Esta es la segunda entrada de nuestra serie de análisis de componentes principales (PCA). En este tutorial resumiremos nuestra discusión acerca de la reducción dimensional usando un sub grupo de los componentes pirncipales con una mínima pérdida de información. Usaremos NumXL y Excel para llevar a cabo nuestro análisis, examinando de cerca los diferentes resultados en un intento por entender solidamente el PCA, lo cual pavimentará el camino hacia un tratamiento más avanzado de futuros problemas.
Para obtener más información, visite nuestro PCA 101 artículo.
Hello and welcome to our Principal Component Analysis series. In this second tutorial we'll continue discussing principal component analysis or PCA. To watch the first video which explains in detail what PCA is you can click on the annotation or on the link in the description box.
This time we'll continue looking at dimension reduction using a subset of the principal components with a minimal loss of information. We'll use NumXL and Excel to carry out our analysis of the output elements. This will help us comprehend PCA better and help us understand the elements of the process in the future tutorials.
As in our previous video we will use the socio-economic data provided in the 1976 book by Harry H Hartman. The five variables represent total population, median school years, total employment, miscellaneous professional services, and median house value. Each observation represents one of twelve census tracts in the Los Angeles standing Metropolitan Statistical Area.
Let's start! Select an empty cell in your worksheets where you wish the output to be generated then click on the PCA icon in the NumXL toolbar.
The PCA wizard pops up. Select the cells range for the five input variables, note that the input cells range includes the heading or the label cell which will be used in the output tables. The input variables are already grouped by columns so we don't need to change that. Let's leave the variable mask field blank for now, we will revisit this field in later tutorials. Also remember that by default the output cells range is set to the current selected cell in your worksheet. Let's look at the options tab.
Initially the tab is set to the following values, we'll want to change some of them.
The standardized input is checked. This option replaces the values of each variable with a standardized version, it overcomes the bias issue when the values of the input variables have different magnitude scales. Leave this option checked.
The principle component output is also checked. This option instructs the wizard to generate PCA related tables, we'll want this one unchecked.
The input variables is unchecked, we want to check this option. We want to set the number of PCs included to 3, this action can be done now or later in the output tables because our formulas are dynamic.
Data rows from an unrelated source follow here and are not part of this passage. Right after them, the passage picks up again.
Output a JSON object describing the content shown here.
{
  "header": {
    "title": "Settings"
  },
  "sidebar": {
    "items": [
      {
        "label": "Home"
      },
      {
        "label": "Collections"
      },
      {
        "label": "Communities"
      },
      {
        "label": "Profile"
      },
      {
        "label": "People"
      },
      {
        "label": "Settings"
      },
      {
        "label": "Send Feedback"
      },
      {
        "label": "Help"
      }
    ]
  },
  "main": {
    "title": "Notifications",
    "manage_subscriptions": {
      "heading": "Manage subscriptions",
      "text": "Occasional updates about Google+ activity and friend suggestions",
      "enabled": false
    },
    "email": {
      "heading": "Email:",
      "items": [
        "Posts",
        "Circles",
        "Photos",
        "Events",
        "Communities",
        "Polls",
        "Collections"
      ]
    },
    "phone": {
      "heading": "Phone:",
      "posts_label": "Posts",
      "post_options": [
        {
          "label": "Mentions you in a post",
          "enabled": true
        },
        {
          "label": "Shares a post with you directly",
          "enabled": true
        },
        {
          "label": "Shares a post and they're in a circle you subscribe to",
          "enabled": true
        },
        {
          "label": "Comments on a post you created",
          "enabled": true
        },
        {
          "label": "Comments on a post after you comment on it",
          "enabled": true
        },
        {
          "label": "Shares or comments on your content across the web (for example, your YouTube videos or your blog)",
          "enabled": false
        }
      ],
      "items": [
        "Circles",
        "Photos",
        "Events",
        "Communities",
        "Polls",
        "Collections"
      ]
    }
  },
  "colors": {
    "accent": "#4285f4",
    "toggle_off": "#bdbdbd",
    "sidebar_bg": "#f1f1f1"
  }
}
Also in the same area, check the values option so that the generate output tables include a fitted value for the input variables using a reduced set of components.
Lastly, notice that the significance level or alpha is set to 5%.
Now let's briefly check out the missing values tab before we click OK. Here you can select an approach to handle missing values in the dataset. By default any missing value found in any of the input variables would exclude the observation from the analysis. This treatment is still a good approach to what we're doing in this tutorial so let's leave it unchanged. You may now click OK.
Now let's check out our output tables. In the principal component analysis table we show the percentage of variance of each input variable accounted for using the first three factors. Unlike the cumulative proportion, this statistic is related to one input variable at a time. Using this table we can detect which input variables are poorly presented by our dimension reduction. In our case the median school years has the lowest value yet the final communality is still around 92%.
Now in a loadings table we outline the weights of principal component in each input variable.
To compute the values of an input variable using PC values we use the weights to linearly transform them back. For example, the population factor is expressed this way. Note that this table is basically the transpose table of the loadings table we saw in our first tutorial.
The rows are now columns, also note that by design the squared loadings for each PC add up to one and the different PCs are uncorrelated.
Finally, the values table shows the fitted value for each input variable, note that although the PCA uses the standardized version of the input variables it computes the fitted values in the original non standardized format.
Here are the plots for population and for medium school years for the original data and for the fitted one.
That is it for now, thank you for watching!